The ramifications of voice cloning are huge, just to name a few:
Music that is just as good without the artist - there will be a huge legal race to take down likeness of existing artists, darn those .pth files!
Scams where a loved one is telling you to give money, or even corporate espionage where the CEO is telling you to send gift cards
Podcasts where the host or guest doesn’t actually need to be there, I should start a new podcast where you guest who’s real and who’s not
Conversational ChatGPT or agents that are able to run tasks (AutoGPT already has ElevenLabs built in)

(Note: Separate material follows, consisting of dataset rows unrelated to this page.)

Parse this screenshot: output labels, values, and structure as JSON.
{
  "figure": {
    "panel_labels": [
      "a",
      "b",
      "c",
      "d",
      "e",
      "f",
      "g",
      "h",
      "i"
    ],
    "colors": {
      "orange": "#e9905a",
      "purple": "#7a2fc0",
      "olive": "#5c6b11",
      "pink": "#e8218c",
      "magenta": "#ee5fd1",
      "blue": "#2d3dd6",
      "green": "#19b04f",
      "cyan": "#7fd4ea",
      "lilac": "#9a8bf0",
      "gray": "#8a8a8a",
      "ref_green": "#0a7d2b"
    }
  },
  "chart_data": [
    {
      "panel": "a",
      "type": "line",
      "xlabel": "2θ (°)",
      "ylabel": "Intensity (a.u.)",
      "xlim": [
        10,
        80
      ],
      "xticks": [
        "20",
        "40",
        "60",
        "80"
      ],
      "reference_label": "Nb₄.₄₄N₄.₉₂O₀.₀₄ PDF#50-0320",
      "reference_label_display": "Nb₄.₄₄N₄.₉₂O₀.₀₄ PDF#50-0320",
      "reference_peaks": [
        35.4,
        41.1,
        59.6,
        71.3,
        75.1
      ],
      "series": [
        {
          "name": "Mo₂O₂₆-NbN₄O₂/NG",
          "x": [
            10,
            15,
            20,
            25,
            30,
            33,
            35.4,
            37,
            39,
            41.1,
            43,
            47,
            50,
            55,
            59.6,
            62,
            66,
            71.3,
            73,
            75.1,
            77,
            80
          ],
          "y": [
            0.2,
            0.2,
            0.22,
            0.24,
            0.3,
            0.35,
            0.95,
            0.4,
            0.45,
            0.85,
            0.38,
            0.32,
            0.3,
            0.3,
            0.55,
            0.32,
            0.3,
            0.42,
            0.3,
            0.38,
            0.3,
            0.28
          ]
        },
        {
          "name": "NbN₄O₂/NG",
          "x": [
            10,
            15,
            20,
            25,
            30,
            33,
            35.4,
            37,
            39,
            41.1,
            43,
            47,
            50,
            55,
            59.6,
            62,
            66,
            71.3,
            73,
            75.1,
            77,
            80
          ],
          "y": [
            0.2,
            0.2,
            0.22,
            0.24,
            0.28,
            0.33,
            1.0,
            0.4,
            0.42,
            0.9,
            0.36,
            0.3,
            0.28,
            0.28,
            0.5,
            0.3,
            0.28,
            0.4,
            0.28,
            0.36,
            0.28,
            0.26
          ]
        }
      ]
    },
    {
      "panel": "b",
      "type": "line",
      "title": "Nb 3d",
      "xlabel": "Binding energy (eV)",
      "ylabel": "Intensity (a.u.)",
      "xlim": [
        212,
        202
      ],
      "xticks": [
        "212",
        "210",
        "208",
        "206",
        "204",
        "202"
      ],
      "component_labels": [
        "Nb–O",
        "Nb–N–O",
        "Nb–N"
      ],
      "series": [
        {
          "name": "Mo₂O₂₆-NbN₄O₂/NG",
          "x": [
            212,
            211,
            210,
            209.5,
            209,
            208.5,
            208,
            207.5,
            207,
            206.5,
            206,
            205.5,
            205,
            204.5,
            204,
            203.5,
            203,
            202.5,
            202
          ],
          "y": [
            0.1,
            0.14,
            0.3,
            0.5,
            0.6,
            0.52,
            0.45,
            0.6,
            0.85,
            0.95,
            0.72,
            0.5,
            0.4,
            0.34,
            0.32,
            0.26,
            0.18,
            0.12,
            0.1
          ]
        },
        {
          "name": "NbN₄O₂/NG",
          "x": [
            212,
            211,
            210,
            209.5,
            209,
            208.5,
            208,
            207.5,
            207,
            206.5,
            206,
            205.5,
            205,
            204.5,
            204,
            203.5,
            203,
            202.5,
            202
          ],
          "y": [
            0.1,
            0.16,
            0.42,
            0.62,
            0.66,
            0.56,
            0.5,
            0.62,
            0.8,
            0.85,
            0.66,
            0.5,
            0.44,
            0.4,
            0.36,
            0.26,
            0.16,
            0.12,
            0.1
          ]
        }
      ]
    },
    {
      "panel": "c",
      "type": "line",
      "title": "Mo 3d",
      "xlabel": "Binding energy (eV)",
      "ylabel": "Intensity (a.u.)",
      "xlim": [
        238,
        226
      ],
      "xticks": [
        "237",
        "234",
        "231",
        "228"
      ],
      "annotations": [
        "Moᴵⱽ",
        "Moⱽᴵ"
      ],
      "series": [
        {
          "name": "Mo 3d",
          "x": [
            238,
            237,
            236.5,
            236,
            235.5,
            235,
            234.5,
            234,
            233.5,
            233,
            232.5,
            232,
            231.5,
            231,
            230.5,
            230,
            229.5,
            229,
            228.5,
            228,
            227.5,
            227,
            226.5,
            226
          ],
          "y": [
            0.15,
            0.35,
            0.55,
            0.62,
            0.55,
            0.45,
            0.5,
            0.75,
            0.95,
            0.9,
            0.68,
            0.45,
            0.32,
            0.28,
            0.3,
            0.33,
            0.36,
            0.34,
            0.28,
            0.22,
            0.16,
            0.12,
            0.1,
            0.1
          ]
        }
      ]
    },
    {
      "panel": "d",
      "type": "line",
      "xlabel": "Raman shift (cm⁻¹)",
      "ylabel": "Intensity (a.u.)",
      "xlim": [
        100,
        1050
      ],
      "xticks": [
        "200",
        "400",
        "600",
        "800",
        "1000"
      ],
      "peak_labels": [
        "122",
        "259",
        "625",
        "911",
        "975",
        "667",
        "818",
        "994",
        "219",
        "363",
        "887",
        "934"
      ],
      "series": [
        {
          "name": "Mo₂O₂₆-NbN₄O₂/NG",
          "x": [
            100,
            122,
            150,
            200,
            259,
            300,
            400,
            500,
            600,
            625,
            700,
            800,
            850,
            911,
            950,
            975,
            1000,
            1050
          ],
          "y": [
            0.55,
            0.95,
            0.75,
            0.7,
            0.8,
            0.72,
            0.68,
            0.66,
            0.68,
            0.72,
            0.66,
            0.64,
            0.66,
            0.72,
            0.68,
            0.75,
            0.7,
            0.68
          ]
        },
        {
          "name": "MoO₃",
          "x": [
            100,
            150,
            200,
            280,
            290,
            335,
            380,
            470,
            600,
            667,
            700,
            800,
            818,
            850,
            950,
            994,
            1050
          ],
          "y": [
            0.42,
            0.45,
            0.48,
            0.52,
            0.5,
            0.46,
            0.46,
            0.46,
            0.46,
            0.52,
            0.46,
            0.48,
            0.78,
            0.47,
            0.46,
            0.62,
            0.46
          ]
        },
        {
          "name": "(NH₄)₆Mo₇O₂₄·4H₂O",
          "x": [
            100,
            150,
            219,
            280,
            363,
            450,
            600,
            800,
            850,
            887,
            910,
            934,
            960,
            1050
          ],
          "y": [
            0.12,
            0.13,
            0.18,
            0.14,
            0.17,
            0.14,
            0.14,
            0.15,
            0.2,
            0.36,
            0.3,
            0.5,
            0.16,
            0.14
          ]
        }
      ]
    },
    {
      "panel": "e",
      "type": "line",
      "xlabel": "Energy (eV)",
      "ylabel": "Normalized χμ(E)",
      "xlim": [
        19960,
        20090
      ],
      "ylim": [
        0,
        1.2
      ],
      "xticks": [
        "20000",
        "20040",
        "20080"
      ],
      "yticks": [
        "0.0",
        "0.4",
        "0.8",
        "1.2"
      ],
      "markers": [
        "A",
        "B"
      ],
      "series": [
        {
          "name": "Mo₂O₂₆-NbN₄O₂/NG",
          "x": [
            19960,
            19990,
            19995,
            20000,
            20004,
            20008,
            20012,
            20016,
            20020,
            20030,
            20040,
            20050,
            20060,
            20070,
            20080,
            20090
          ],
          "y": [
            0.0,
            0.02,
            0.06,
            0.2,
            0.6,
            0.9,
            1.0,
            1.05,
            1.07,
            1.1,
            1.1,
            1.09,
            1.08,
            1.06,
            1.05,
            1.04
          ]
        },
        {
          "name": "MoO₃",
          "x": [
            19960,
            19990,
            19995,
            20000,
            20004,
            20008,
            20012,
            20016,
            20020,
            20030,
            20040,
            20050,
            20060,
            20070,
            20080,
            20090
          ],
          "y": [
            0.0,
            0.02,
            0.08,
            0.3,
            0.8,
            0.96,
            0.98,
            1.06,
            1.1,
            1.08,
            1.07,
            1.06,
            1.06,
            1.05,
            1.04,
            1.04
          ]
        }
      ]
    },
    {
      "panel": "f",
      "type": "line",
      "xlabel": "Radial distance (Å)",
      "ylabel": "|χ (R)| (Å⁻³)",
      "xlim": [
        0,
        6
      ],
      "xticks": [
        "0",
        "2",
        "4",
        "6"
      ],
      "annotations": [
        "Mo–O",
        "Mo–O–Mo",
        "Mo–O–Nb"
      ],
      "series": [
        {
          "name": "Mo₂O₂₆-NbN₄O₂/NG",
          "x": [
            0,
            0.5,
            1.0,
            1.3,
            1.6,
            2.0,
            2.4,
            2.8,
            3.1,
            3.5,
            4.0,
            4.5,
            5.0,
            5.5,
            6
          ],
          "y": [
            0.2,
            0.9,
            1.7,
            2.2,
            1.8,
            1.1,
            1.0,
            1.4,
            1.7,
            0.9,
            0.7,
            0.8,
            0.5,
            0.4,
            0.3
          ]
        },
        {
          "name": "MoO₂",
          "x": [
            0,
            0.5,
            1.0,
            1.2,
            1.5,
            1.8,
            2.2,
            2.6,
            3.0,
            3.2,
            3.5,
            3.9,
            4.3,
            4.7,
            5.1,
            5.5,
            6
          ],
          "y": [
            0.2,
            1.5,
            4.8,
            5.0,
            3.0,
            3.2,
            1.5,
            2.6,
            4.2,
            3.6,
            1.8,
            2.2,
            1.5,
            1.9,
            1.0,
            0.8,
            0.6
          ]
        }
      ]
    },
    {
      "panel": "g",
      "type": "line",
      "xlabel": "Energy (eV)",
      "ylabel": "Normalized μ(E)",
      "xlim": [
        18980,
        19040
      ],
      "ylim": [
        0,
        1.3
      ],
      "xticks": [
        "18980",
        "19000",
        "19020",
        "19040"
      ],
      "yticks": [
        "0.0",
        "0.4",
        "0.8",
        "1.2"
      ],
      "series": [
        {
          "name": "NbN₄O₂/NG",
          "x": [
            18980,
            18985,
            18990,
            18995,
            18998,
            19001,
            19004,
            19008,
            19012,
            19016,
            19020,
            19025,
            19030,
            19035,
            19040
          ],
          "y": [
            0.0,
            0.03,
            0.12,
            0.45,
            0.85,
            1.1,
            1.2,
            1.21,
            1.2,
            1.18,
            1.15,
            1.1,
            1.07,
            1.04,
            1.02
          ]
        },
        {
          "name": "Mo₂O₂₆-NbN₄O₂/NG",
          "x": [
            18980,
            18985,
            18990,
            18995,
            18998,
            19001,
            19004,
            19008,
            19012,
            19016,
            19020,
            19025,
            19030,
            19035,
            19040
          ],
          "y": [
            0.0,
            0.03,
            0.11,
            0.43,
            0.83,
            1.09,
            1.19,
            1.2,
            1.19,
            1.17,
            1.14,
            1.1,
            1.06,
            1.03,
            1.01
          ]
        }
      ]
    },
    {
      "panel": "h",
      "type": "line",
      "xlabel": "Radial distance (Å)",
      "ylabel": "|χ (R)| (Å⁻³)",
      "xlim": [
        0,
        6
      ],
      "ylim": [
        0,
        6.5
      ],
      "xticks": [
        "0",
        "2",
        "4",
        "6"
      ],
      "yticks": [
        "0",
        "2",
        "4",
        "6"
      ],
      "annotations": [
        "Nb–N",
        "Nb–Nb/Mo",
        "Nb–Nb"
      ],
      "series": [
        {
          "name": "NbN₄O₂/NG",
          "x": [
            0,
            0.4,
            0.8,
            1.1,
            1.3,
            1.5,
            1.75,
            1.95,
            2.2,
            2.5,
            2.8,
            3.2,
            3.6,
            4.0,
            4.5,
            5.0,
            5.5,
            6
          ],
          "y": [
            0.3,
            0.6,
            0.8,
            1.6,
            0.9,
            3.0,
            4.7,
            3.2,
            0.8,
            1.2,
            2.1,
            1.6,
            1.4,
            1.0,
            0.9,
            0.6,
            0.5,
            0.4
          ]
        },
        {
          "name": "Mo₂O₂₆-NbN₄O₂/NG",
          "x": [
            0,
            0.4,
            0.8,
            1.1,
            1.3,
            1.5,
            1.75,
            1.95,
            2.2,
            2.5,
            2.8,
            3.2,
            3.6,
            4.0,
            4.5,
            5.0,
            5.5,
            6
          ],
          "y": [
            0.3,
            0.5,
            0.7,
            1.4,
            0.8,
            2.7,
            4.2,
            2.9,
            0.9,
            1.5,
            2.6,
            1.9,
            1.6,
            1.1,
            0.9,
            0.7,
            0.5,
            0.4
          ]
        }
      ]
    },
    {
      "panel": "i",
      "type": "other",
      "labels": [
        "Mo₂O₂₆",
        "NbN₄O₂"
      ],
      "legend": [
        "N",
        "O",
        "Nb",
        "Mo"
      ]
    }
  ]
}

Support or sales calls run completely by AI
Eventually, AI will talk to AI and close decision loops, all with pretrained transformers.
In fact, in the near future, people may create LoRAs of themselves to leave voice messages or even reply in their style of speech and replies. This is already happening with emails!
While this is still early, as Bark voice cloning is not freely open yet, within weeks we will probably see a decent competitor to ElevenLabs and cloned music will eventually just be plug and play. You can see I had to do a few steps, but soon someone will make it only a few clicks, but with a $ charge on top. Grimes is already ahead of this trend, saying she’ll split the royalties 50/50. Until then, stay vigilant out there and think a little bit about if what you are hearing is real!